Çayda üretici endişeli: “Bin 500 liraya işçi bulunamıyor”

Çay üretiminde dünyada beşinci sırada yer alan Türkiye’de çay üreticisi ve işçisi de belirlenen sınırlı kontenjan ve mevcut ekonomik şartlardan olumsuz etkileniyor. Çay ağaçlarının filizlenmeye başlamasıyla yapılması gereken temizlik, yabani ot biçme ve çay kırma aşamasının zorlayıcı şartları sebebiyle günlük 1500 lira ücret ile çalışacak işçi bulunamıyor.

Haber: Efşan Demirli

Giresun Görele’de uzun yıllardır tarım faaliyetleriyle uğraşan çay üreticisi Hayrettin Kayacı Mayıs, Haziran ve Temmuz aylarında üç sürümden oluşacak çay hasadı sezonu için günlük yevmiye ile çalışacak işçi bulma konusunda endişeli.

“Günlük 1500 liraya işçi bulamıyoruz’’

Baharın gelişi ve hava sıcaklarının yükselmesiyle çay ağaçları filizlenmeye başladı. Çay üretiminin büyük bir kısmının gerçekleştiği Karadeniz bölgesindeki Rize, Artvin, Ordu Giresun ve Trabzon’da ilk çay sürümü öncesinde yapılacak hazırlıklar tamamlandı. Yağışın fazla ve engebeli arazilerin oldukça fazla olduğu Karadeniz bölgesinde hasat öncesi temizlik, yabani ot biçme ve çay kırma süreci için günlük yevmiye ile çalışacak işçi arayan üretici, mevcut koşullar nedeniyle işçi bulmakta zorluk çekiyor.

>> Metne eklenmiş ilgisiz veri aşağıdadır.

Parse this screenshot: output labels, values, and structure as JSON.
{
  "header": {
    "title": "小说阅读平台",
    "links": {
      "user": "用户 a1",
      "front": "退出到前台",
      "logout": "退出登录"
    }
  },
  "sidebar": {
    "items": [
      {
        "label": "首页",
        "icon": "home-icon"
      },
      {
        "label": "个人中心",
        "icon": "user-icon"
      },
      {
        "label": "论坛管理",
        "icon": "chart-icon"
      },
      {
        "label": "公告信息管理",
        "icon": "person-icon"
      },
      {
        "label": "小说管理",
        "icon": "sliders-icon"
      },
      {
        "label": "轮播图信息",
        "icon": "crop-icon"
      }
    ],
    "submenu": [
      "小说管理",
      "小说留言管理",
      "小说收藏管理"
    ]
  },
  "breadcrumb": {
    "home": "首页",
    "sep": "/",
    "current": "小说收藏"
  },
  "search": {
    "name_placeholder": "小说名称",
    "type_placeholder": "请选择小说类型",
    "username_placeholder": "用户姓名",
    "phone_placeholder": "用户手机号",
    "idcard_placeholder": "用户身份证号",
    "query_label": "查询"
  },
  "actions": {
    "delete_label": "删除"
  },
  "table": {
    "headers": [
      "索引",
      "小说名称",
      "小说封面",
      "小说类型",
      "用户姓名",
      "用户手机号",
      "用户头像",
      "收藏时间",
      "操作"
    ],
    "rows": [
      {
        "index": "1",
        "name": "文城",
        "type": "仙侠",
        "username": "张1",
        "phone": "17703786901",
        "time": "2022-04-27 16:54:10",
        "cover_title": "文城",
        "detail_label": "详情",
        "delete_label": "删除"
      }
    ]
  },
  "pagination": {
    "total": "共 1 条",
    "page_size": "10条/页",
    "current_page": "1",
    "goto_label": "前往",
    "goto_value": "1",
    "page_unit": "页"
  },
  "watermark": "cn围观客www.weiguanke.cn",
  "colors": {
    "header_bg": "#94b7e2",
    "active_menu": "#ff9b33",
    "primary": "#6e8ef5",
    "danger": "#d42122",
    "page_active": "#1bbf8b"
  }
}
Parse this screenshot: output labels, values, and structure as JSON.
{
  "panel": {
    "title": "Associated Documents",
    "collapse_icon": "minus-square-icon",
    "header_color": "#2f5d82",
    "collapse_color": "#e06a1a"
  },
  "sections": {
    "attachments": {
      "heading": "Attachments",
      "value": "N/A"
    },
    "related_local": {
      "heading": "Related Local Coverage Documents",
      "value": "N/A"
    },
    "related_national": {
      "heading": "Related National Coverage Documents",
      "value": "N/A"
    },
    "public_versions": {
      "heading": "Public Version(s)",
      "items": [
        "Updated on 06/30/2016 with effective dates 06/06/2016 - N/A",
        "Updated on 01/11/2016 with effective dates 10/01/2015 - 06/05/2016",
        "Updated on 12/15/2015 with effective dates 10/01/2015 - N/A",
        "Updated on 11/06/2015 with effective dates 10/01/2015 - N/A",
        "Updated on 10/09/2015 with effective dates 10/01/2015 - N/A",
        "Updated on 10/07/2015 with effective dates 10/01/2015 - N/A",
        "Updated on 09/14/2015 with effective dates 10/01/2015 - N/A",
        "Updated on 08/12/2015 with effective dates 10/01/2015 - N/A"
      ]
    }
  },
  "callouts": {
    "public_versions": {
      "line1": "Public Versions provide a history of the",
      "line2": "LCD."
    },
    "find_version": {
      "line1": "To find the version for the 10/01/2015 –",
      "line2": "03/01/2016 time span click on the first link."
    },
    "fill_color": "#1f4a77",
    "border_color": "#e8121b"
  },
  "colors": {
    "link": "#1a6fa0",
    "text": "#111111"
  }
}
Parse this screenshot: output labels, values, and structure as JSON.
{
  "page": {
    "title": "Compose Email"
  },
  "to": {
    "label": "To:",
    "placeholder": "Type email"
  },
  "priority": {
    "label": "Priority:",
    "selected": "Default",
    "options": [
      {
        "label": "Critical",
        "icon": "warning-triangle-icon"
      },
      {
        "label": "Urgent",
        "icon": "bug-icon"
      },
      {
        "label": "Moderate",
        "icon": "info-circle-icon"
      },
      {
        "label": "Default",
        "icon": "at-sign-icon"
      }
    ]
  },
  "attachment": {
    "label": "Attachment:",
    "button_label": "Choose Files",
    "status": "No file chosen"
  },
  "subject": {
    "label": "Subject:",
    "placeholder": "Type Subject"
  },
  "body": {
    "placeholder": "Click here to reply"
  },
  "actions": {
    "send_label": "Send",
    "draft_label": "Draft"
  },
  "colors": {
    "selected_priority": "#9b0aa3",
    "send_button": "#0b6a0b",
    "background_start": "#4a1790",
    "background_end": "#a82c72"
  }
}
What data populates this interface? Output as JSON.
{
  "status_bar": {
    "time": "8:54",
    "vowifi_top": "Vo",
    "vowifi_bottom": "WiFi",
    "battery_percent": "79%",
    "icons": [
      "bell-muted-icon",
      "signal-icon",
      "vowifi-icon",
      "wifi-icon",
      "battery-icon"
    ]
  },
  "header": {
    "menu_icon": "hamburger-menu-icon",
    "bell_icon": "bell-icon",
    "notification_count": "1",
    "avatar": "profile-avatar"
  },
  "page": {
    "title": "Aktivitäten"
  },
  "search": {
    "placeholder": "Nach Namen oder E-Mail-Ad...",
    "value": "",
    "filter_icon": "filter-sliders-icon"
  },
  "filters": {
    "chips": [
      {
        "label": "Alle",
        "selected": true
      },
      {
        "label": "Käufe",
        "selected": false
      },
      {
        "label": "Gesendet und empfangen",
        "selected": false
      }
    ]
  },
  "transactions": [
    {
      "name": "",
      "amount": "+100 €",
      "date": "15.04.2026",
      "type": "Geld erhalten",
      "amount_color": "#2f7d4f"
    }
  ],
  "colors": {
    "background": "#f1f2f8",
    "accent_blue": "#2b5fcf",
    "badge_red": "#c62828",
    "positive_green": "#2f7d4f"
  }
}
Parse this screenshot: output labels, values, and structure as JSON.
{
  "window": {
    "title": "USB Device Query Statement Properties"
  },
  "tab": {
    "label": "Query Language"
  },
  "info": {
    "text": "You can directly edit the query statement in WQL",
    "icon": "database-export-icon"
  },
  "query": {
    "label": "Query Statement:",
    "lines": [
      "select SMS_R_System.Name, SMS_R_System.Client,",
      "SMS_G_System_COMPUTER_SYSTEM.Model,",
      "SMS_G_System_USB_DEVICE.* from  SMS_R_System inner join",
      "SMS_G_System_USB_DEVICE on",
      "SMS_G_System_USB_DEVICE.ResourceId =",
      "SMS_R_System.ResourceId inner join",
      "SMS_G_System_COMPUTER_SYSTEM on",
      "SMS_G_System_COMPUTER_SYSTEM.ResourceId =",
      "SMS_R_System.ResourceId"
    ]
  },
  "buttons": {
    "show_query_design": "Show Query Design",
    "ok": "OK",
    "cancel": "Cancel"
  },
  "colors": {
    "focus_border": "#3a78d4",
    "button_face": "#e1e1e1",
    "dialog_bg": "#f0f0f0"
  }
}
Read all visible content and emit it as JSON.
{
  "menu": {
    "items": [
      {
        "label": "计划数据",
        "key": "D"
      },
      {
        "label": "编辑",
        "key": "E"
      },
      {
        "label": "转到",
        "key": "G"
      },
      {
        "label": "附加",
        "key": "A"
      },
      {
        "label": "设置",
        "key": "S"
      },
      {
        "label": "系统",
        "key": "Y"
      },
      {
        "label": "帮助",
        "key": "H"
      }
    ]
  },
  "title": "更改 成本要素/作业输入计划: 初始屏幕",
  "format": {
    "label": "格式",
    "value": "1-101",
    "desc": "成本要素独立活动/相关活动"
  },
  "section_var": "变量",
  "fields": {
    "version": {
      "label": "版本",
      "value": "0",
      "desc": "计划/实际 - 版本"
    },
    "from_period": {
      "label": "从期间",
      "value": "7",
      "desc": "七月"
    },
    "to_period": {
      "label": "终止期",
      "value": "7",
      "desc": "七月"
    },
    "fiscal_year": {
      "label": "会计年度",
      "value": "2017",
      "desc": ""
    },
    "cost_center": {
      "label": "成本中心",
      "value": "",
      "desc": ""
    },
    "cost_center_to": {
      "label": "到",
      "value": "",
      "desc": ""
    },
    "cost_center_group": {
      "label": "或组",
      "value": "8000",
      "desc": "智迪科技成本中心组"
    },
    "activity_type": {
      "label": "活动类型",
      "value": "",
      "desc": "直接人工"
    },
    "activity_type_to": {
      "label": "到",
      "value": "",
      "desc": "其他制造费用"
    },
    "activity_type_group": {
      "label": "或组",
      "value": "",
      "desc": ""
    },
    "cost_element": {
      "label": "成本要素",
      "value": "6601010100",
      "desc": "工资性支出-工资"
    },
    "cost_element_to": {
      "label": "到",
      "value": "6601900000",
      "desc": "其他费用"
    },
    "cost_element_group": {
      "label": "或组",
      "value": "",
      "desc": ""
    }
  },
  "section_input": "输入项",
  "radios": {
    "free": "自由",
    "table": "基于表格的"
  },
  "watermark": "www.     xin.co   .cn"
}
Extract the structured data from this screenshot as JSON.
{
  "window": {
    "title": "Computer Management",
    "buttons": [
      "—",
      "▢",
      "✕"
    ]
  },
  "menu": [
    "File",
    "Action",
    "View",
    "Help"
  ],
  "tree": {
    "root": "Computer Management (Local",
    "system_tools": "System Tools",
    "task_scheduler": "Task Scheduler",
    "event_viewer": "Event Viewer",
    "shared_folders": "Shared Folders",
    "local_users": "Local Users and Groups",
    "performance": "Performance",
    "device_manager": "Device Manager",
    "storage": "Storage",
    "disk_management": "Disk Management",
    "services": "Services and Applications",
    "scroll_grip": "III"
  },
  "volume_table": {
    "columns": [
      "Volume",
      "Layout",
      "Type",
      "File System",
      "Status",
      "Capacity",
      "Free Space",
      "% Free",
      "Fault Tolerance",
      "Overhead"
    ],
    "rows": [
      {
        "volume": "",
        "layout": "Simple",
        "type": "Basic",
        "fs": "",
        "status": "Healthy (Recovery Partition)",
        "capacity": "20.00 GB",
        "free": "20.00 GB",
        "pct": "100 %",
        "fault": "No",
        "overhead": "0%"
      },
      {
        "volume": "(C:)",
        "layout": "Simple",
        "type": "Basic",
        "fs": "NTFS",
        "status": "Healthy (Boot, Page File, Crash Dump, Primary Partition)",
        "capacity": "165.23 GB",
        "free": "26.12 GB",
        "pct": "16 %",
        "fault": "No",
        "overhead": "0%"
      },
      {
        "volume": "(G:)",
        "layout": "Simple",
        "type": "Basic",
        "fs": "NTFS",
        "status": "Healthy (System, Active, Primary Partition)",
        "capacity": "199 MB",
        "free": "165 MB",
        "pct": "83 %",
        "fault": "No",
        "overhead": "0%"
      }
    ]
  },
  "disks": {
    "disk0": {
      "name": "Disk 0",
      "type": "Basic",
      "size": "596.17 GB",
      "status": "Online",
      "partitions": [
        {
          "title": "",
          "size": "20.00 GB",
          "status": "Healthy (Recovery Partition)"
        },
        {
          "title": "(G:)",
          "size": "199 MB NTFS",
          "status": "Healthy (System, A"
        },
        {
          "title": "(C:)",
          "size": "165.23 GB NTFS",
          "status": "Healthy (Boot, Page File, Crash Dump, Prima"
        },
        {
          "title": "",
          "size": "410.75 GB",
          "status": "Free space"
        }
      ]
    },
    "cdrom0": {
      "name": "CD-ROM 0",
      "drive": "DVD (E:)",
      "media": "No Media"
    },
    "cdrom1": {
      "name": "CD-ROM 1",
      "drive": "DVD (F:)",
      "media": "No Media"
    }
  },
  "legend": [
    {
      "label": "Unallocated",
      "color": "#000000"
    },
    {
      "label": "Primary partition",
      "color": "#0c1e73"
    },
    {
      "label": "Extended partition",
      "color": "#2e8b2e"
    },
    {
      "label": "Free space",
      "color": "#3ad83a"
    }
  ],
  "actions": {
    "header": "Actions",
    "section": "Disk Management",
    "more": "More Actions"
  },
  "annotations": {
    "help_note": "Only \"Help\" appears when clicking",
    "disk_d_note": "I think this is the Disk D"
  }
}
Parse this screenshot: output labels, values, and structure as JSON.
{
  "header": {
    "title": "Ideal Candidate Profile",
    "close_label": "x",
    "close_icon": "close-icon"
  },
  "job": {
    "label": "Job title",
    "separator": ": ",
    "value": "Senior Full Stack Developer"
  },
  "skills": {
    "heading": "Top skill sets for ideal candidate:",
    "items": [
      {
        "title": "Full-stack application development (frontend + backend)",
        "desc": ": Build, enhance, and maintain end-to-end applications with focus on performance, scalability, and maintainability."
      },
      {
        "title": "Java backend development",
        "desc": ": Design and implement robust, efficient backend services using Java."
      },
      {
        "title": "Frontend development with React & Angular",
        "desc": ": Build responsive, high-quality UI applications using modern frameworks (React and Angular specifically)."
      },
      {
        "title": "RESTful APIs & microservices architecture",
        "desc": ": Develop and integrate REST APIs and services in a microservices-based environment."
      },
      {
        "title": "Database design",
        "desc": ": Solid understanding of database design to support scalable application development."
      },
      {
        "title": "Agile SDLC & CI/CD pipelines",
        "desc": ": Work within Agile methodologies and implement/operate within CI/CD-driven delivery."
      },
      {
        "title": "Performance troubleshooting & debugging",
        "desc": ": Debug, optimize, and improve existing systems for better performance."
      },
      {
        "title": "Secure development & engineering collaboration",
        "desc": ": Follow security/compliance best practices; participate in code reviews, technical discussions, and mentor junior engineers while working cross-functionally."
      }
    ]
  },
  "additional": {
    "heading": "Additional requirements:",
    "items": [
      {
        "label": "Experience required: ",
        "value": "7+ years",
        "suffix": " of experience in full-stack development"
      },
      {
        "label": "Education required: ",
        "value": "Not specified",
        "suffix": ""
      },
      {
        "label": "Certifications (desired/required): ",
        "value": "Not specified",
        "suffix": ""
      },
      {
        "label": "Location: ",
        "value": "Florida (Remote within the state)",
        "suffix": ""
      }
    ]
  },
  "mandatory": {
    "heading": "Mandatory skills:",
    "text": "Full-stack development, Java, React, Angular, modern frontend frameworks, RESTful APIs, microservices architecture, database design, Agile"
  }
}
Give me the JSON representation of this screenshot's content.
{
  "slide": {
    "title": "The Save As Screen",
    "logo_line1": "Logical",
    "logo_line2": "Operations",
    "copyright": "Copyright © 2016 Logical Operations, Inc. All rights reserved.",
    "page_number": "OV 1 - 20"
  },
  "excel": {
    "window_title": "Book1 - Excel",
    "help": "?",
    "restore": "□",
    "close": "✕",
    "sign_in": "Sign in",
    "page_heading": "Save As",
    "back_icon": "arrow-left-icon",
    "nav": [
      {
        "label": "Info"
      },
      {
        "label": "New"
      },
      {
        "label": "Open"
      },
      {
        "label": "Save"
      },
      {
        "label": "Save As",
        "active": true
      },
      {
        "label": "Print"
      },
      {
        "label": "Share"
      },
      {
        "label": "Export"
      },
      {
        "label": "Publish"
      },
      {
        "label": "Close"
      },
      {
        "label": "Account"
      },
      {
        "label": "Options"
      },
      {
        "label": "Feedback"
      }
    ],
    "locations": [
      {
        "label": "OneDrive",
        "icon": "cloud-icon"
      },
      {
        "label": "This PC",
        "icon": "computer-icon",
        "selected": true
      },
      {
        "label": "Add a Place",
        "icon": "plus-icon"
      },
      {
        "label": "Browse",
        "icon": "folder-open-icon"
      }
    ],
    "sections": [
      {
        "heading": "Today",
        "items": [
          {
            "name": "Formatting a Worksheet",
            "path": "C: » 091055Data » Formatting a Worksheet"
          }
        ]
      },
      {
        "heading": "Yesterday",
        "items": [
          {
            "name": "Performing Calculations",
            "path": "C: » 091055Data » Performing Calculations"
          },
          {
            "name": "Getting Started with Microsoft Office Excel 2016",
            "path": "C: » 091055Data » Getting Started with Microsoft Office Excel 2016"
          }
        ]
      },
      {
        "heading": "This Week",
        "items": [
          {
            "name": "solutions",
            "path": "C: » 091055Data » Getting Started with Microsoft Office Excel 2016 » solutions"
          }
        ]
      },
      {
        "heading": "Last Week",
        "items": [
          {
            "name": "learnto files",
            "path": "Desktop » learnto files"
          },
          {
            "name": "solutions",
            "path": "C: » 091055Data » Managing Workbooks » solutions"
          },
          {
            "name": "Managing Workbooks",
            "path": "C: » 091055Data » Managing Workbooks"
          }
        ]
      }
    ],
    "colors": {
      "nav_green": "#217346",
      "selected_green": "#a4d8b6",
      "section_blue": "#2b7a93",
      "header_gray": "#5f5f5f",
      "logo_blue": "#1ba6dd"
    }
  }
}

Çay hasadı öncesi yapılacak işlerin zor ve meşakkatli olduğunu söyleyen Kayacı, “Çay tarımında hasadın ve harmanın verimini en çok hasat öncesi yaptığımız hazırlık etkiliyor. Çay diğer tarım ürünlerinden farklı olarak Mayıs, Haziran ve Temmuz ayı olacak şekilde senede üç kez hasadı yapılan bir ürün. Bu nedenle diğer tarım ürünlerine kıyasla üç kat daha fazla emek, sabır ve masraf istiyor. Çay hasadından en yüksek verimi alabilmeniz için düzenli bakım yapmanız, üç sürümde de kaliteli gübre kullanmanız ve zarar etmemeniz için devletin belirlediği çay kontenjanına uymanız gerekiyor. Çay, hasat aşamasından sonra harmanlanarak kurutulan bir ürün bu yüzden harman aşamasının verimli olabilmesi için üretici olarak bu hususlara dikkat etmek gerekiyor. Çay devlet kontrolünde yetiştirilen bir tarım ürünü, devletin belirlediği kontenjan doğrultusunda üretim yapılıyor. Bu kontenjanın aşılması durumunda ekilen çay filizleri, üreticiler tarafından sökülerek üretim miktarı düşürmeye çalışıyor ve zarar ediyor. Çay diğer tarım ürünlerinden farklı olarak üreticisinden belli başlı vasıflar isteyen bir ürün. Hasat aşamasında kullanılan çay makası ve doğru kesim tekniği için nitelikli yevmiyecilere ihtiyaç duyuluyor. Başka bölgelerden gelen yevmiyecilerin çoğu bu niteliği karşılayamıyor. Nitelikli mevsimlik işçiler ise mevcut ekonomik şartlar doğrultusunda büyük şehirlere göç ediyor. Maliyet, kontenjan sınırı ve mevsimlik işçi bulunamaması çay üretim sürecini olduğundan daha zor bir hale getiriyor. Yol, yemek, giyecek ve barınma ihtiyaçlarını karşılamamıza ve kârımızın büyük bir kısmını bu aşamaya yatırmamıza rağmen günlük 1500 liraya çalışacak işçi bulamıyoruz. Çalışma şartlarını kabul eden yevmiyeciler ise çay hasadının beklediği niteliği karşılayamıyor. Bu durum mayıs sürümünde bizi sıkıntıya soktuğu gibi Haziran ve Temmuz ayında yapılacak sürüm için de sorun teşkil ediyor’’ ifadelerini kullanıyor.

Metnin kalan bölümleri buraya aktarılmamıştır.